CHARLOTTE, N.C. — Charlotte city leaders learned new details in their first strategy meeting of 2020, as they poured over detailed crime data in hopes of creating solutions to end an uptick in violence.
"It's been a really tough year in Charlotte," said Rebecca Hefner, director of the City of Charlotte's Data & Analytics team.
She helped give a presentation, that was about six months in the making according to Mayor Vi Lyles, to city council after 2019 saw 107 homicides.
Hefner called the violence in the Queen City a public health issue as she noted a reoccurring cycle that usually preempts a murder.
"The primary risk factor for victimization and perpetration is previous exposure to or an experience of violence," she said.
She, along with CMPD Deputy Chief Gerald Smith, presented the council with what they dubbed as the city's "durable hotspots."
The four areas comprise fewer than two square miles of CMPD jurisdiction and account for about 8 percent of violent crime in the city.
Each area has similar characteristics, including housing instability, drug problems, among others, according to CMPD.
The areas include I-85/Sugar Creek, Central/Sharon Amity, Nations Ford/Arrowwood, Beatties Ford/LaSalle.
The I-85/Sugar Creek area has 13 low-budget, cash-only motels, according to CMPD. They believe there's a lack of accountability when it comes to business owners and what they allow to happen at the motels, including prostitution.
The area of Beatties Ford Road and Lasalle deals with illegal drug activity, as well as a sizable homeless population, and a concentration of check cashing stores but lacks retail stores.
Other priority areas like the Nations Ford/Arrowwood area have a predominantly Hispanic and minority-based population.
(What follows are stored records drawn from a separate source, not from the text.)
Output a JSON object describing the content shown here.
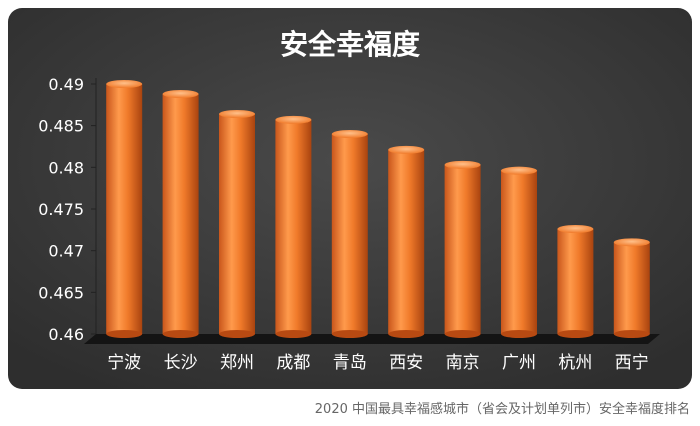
{
  "chart_data": {
    "type": "bar",
    "title": "安全幸福度",
    "categories": [
      "宁波",
      "长沙",
      "郑州",
      "成都",
      "青岛",
      "西安",
      "南京",
      "广州",
      "杭州",
      "西宁"
    ],
    "values": [
      0.49,
      0.4888,
      0.4864,
      0.4857,
      0.484,
      0.4821,
      0.4803,
      0.4796,
      0.4726,
      0.471
    ],
    "ylim": [
      0.46,
      0.49
    ],
    "y_ticks": [
      "0.46",
      "0.465",
      "0.47",
      "0.475",
      "0.48",
      "0.485",
      "0.49"
    ],
    "xlabel": "",
    "ylabel": "",
    "grid": false,
    "bar_color": "#f07a2a",
    "background": "#3a3a3a"
  },
  "caption": "2020 中国最具幸福感城市（省会及计划单列市）安全幸福度排名"
}
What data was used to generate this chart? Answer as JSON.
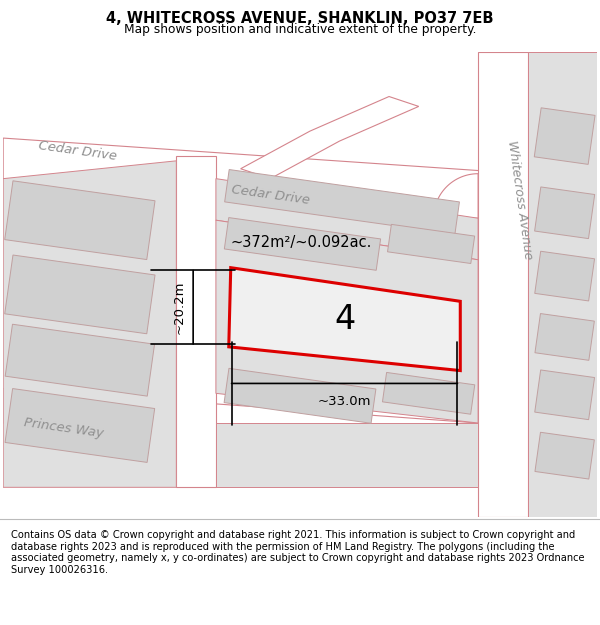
{
  "title": "4, WHITECROSS AVENUE, SHANKLIN, PO37 7EB",
  "subtitle": "Map shows position and indicative extent of the property.",
  "footer": "Contains OS data © Crown copyright and database right 2021. This information is subject to Crown copyright and database rights 2023 and is reproduced with the permission of HM Land Registry. The polygons (including the associated geometry, namely x, y co-ordinates) are subject to Crown copyright and database rights 2023 Ordnance Survey 100026316.",
  "map_bg": "#f2f2f2",
  "road_fill": "#ffffff",
  "road_stroke": "#d4848c",
  "building_fill": "#d0d0d0",
  "building_stroke": "#c0a0a0",
  "block_fill": "#e0e0e0",
  "block_stroke": "#d4848c",
  "highlight_stroke": "#dd0000",
  "highlight_lw": 2.2,
  "plot_label": "4",
  "area_label": "~372m²/~0.092ac.",
  "dim_width": "~33.0m",
  "dim_height": "~20.2m"
}
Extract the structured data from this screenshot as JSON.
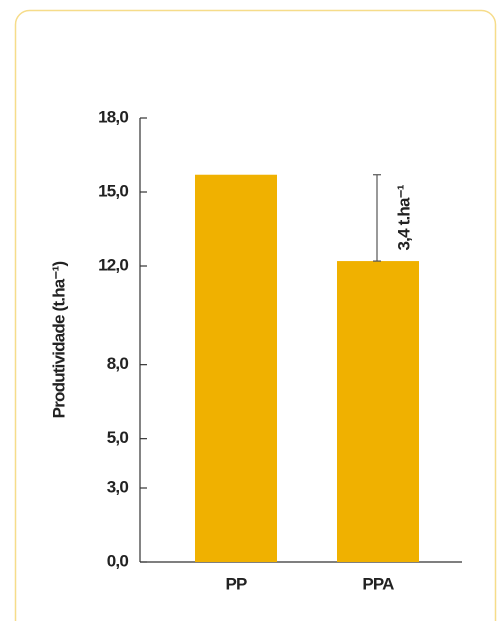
{
  "chart_data": {
    "type": "bar",
    "categories": [
      "PP",
      "PPA"
    ],
    "values": [
      15.7,
      12.2
    ],
    "color": "#f0b100",
    "ylabel": "Produtividade (t.ha⁻¹)",
    "annotation": "3,4 t.ha⁻¹",
    "ylim": [
      0,
      18
    ],
    "yticks": [
      {
        "value": 0,
        "label": "0,0"
      },
      {
        "value": 3,
        "label": "3,0"
      },
      {
        "value": 5,
        "label": "5,0"
      },
      {
        "value": 8,
        "label": "8,0"
      },
      {
        "value": 12,
        "label": "12,0"
      },
      {
        "value": 15,
        "label": "15,0"
      },
      {
        "value": 18,
        "label": "18,0"
      }
    ]
  }
}
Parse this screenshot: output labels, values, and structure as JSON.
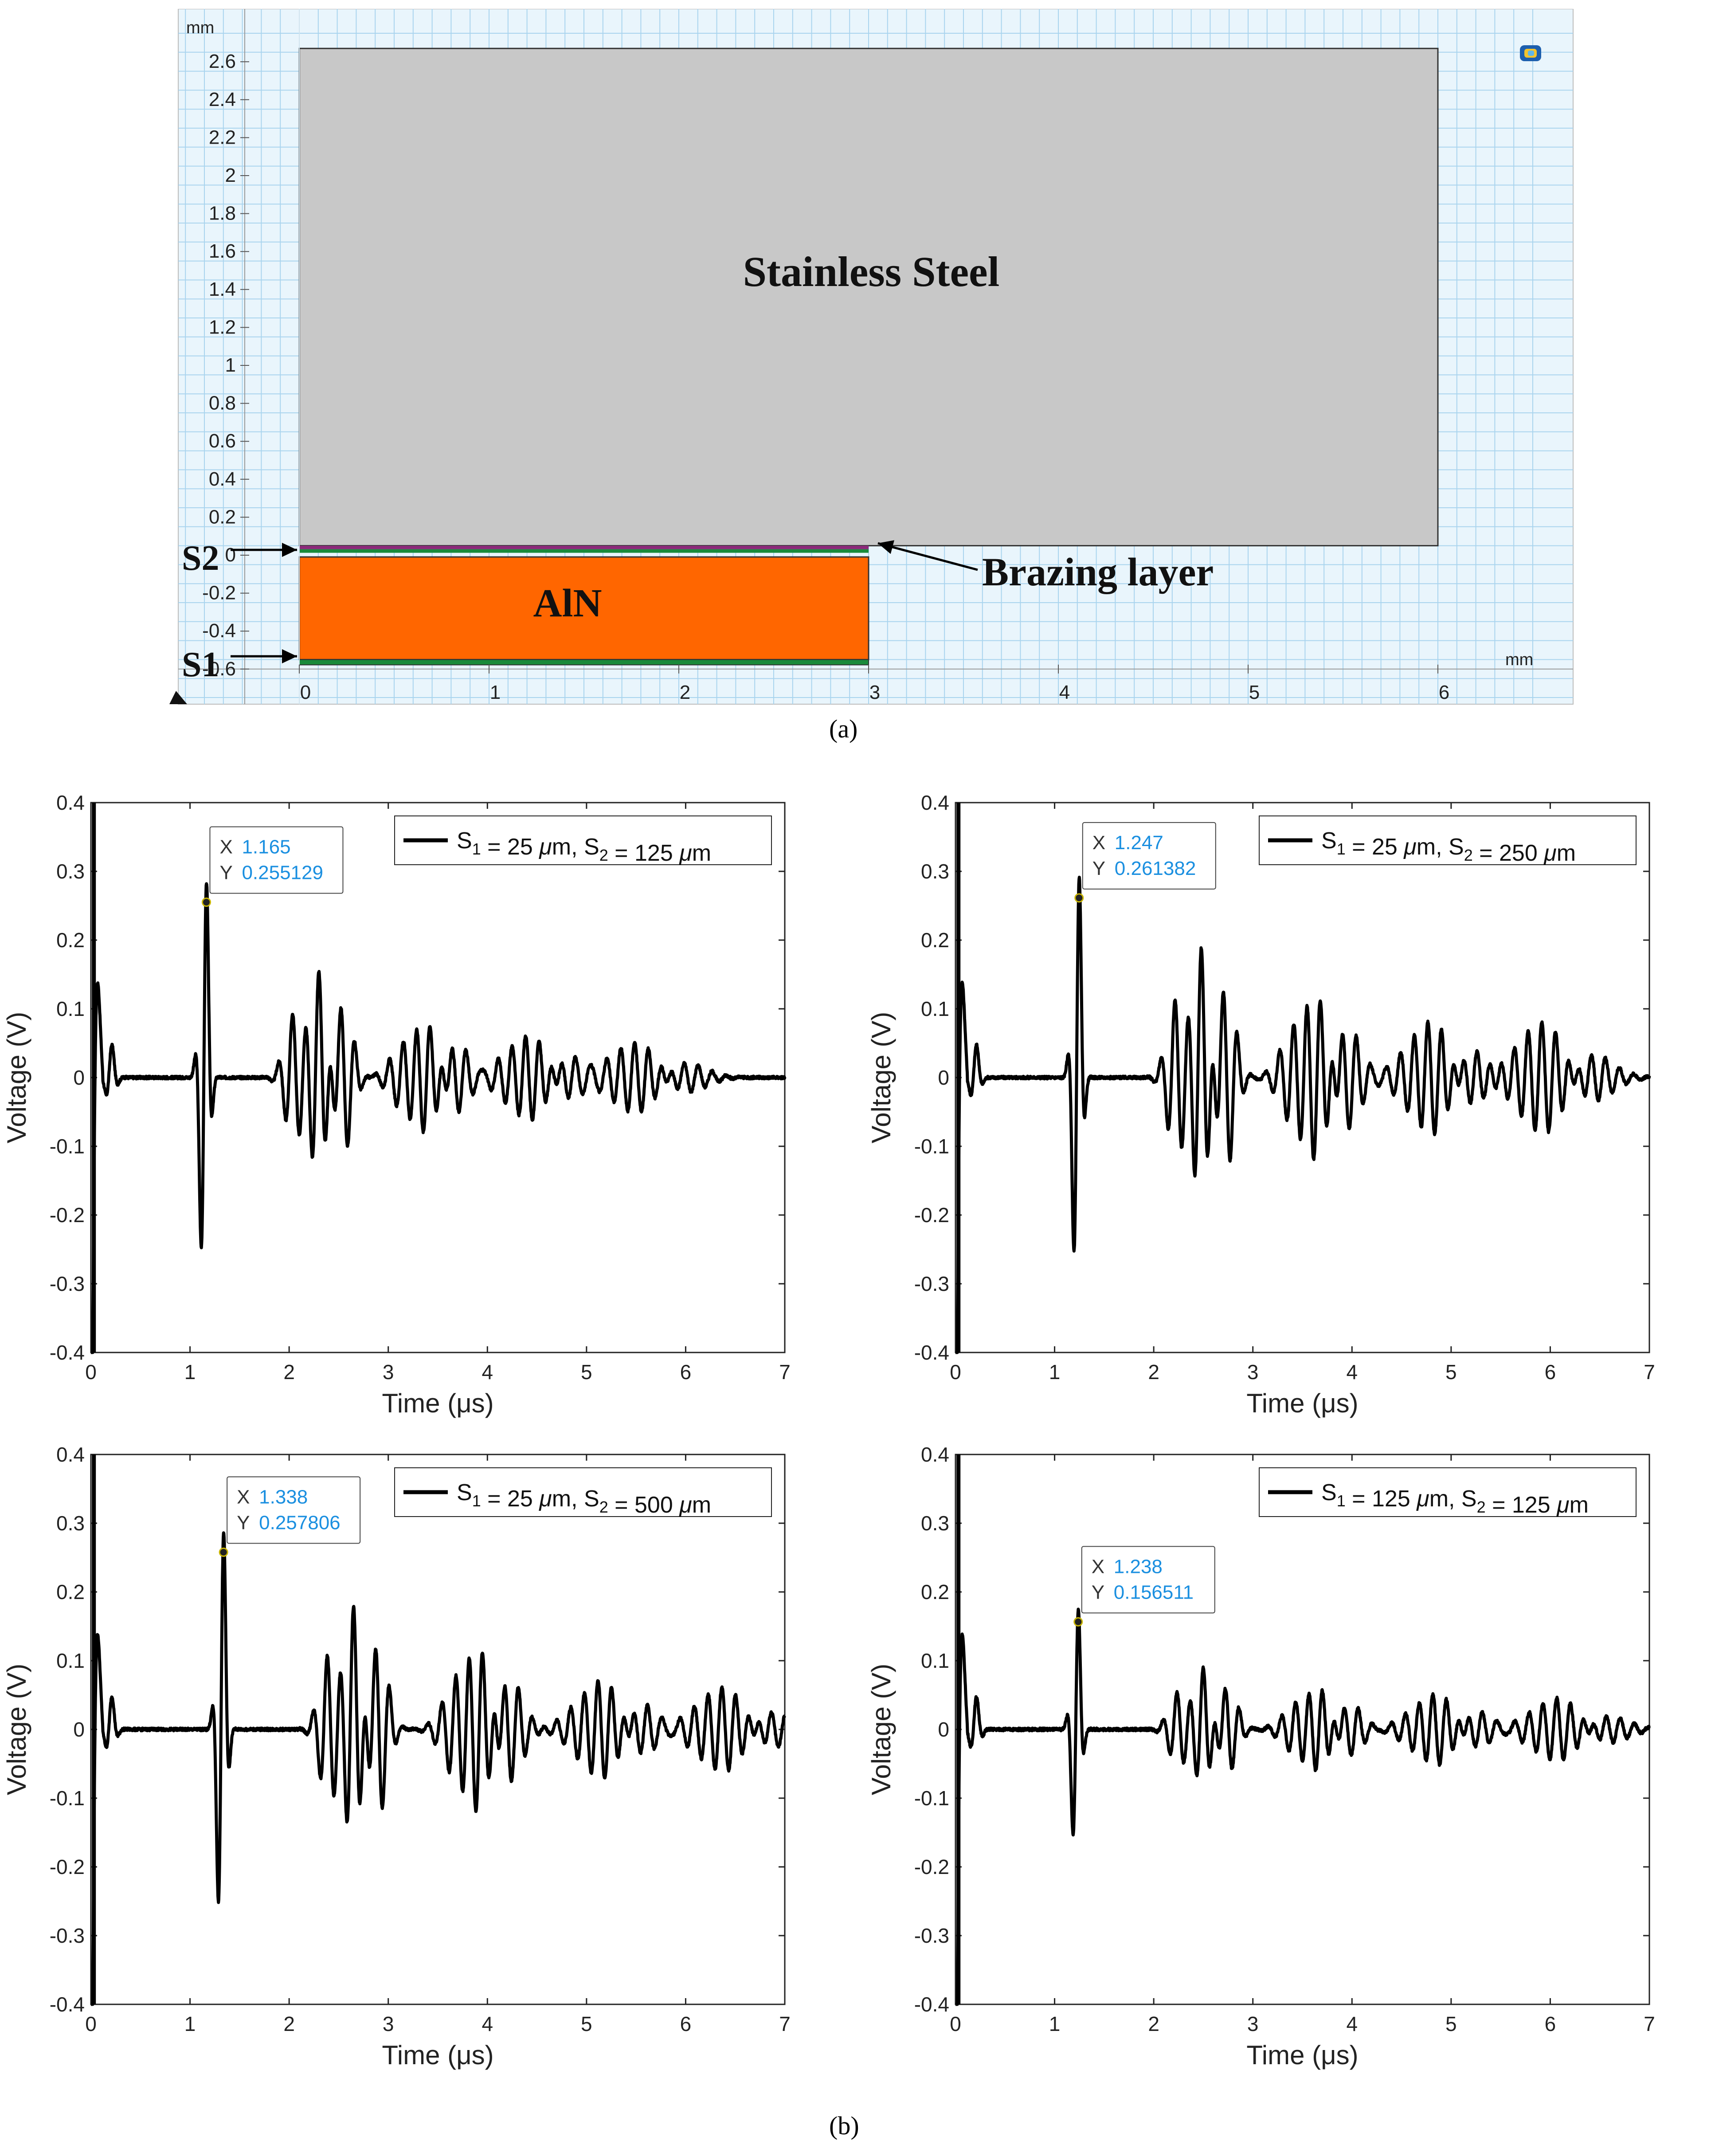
{
  "figure_a": {
    "unit_y": "mm",
    "unit_x": "mm",
    "y_ticks": [
      "2.6",
      "2.4",
      "2.2",
      "2",
      "1.8",
      "1.6",
      "1.4",
      "1.2",
      "1",
      "0.8",
      "0.6",
      "0.4",
      "0.2",
      "0",
      "-0.2",
      "-0.4",
      "-0.6"
    ],
    "x_ticks": [
      "0",
      "1",
      "2",
      "3",
      "4",
      "5",
      "6"
    ],
    "steel_label": "Stainless Steel",
    "aln_label": "AlN",
    "brazing_label": "Brazing layer",
    "s1_label": "S1",
    "s2_label": "S2",
    "caption": "(a)",
    "colors": {
      "steel": "#c8c8c8",
      "aln": "#ff6600",
      "grid": "#a9d4ee",
      "background": "#e9f5fc"
    }
  },
  "caption_b": "(b)",
  "chart_data": [
    {
      "type": "line",
      "xlabel": "Time (μs)",
      "ylabel": "Voltage (V)",
      "xlim": [
        0,
        7
      ],
      "ylim": [
        -0.4,
        0.4
      ],
      "x_ticks": [
        "0",
        "1",
        "2",
        "3",
        "4",
        "5",
        "6",
        "7"
      ],
      "y_ticks": [
        "0.4",
        "0.3",
        "0.2",
        "0.1",
        "0",
        "-0.1",
        "-0.2",
        "-0.3",
        "-0.4"
      ],
      "legend": {
        "position": "top-right",
        "s1": "25",
        "s2": "125"
      },
      "datatip": {
        "x": "1.165",
        "y": "0.255129"
      },
      "echo_amplitudes": [
        0.255,
        0.155,
        0.08,
        0.06,
        0.05
      ],
      "echo_times": [
        1.165,
        2.3,
        3.42,
        4.52,
        5.62
      ],
      "series_color": "#000000"
    },
    {
      "type": "line",
      "xlabel": "Time (μs)",
      "ylabel": "Voltage (V)",
      "xlim": [
        0,
        7
      ],
      "ylim": [
        -0.4,
        0.4
      ],
      "x_ticks": [
        "0",
        "1",
        "2",
        "3",
        "4",
        "5",
        "6",
        "7"
      ],
      "y_ticks": [
        "0.4",
        "0.3",
        "0.2",
        "0.1",
        "0",
        "-0.1",
        "-0.2",
        "-0.3",
        "-0.4"
      ],
      "legend": {
        "position": "top-right",
        "s1": "25",
        "s2": "250"
      },
      "datatip": {
        "x": "1.247",
        "y": "0.261382"
      },
      "echo_amplitudes": [
        0.261,
        0.19,
        0.12,
        0.08,
        0.08
      ],
      "echo_times": [
        1.247,
        2.48,
        3.68,
        4.9,
        6.05
      ],
      "series_color": "#000000"
    },
    {
      "type": "line",
      "xlabel": "Time (μs)",
      "ylabel": "Voltage (V)",
      "xlim": [
        0,
        7
      ],
      "ylim": [
        -0.4,
        0.4
      ],
      "x_ticks": [
        "0",
        "1",
        "2",
        "3",
        "4",
        "5",
        "6",
        "7"
      ],
      "y_ticks": [
        "0.4",
        "0.3",
        "0.2",
        "0.1",
        "0",
        "-0.1",
        "-0.2",
        "-0.3",
        "-0.4"
      ],
      "legend": {
        "position": "top-right",
        "s1": "25",
        "s2": "500"
      },
      "datatip": {
        "x": "1.338",
        "y": "0.257806"
      },
      "echo_amplitudes": [
        0.258,
        0.18,
        0.12,
        0.07,
        0.06
      ],
      "echo_times": [
        1.338,
        2.65,
        3.95,
        5.25,
        6.5
      ],
      "series_color": "#000000"
    },
    {
      "type": "line",
      "xlabel": "Time (μs)",
      "ylabel": "Voltage (V)",
      "xlim": [
        0,
        7
      ],
      "ylim": [
        -0.4,
        0.4
      ],
      "x_ticks": [
        "0",
        "1",
        "2",
        "3",
        "4",
        "5",
        "6",
        "7"
      ],
      "y_ticks": [
        "0.4",
        "0.3",
        "0.2",
        "0.1",
        "0",
        "-0.1",
        "-0.2",
        "-0.3",
        "-0.4"
      ],
      "legend": {
        "position": "top-right",
        "s1": "125",
        "s2": "125"
      },
      "datatip": {
        "x": "1.238",
        "y": "0.156511"
      },
      "echo_amplitudes": [
        0.157,
        0.09,
        0.06,
        0.05,
        0.045
      ],
      "echo_times": [
        1.238,
        2.5,
        3.7,
        4.95,
        6.2
      ],
      "series_color": "#000000"
    }
  ]
}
Officers said the largest crimes in the area are armed robberies of Hispanic victims since perpetrators know they are likely to carry cash and are seen as "easy victims."
At Central Avenue and Sharon Amity where there are communication barriers, it’s an entry point for refugees, and there’s cultural mistrust of institutions, according to the report.
CMPD has put an influx of resources in the trouble-spots, but crimes continue to happen.
"We cannot do this ourselves," Smith said. "Law enforcement, policing, CMPD, we cannot do this ourselves."
It's why the city wants to take a collaborative approach by digging into data, looking at root causes, including grass-root efforts in neighborhoods, and enacting evidence-based solutions.
"No one thing that in and of itself will make the community safer," Hefner said.
"I really think that the neighborhoods are going to step up and help us make good decisions," Mayor Lyles said.
City leaders continued to ask for more information on different points of data on Monday night as the mayor and city manager made it clear that the meeting was just the start of creating long-term solutions.
But some were frustrated the city hasn't acted enough.
"We have the homicide task force report from 2005, we have the criminal justice report from 2008, they've made all these recommendations and here we are talking about the same things on a different day," Mayor pro tem Julie Eiselt said. "So, when's it going to change?"
Possible solutions, such as more youth programs and a Violence Interruption Coalition, were tossed around at the strategy meeting.
"I want to hear more than about the four neighborhoods we've already known that accounts for 8% of the city's crimes, there's 92% we didn't talk about today," said Rob Dawkins, with SAFE Communities.
Violence Interruption Coalitions, groups in which trusted community leaders are called to help deescalate or mediate a problem before it gets out of hand, have been successful in other cities, according to Hefner.
Council members who are on the Safe Communities Committee will meet later in January to lay the framework of where the conversation goes and what solutions will be brought to the table.
Meanwhile, community leaders continue to hope for less talk and more action to prevent more killings in a city that's already seen so many.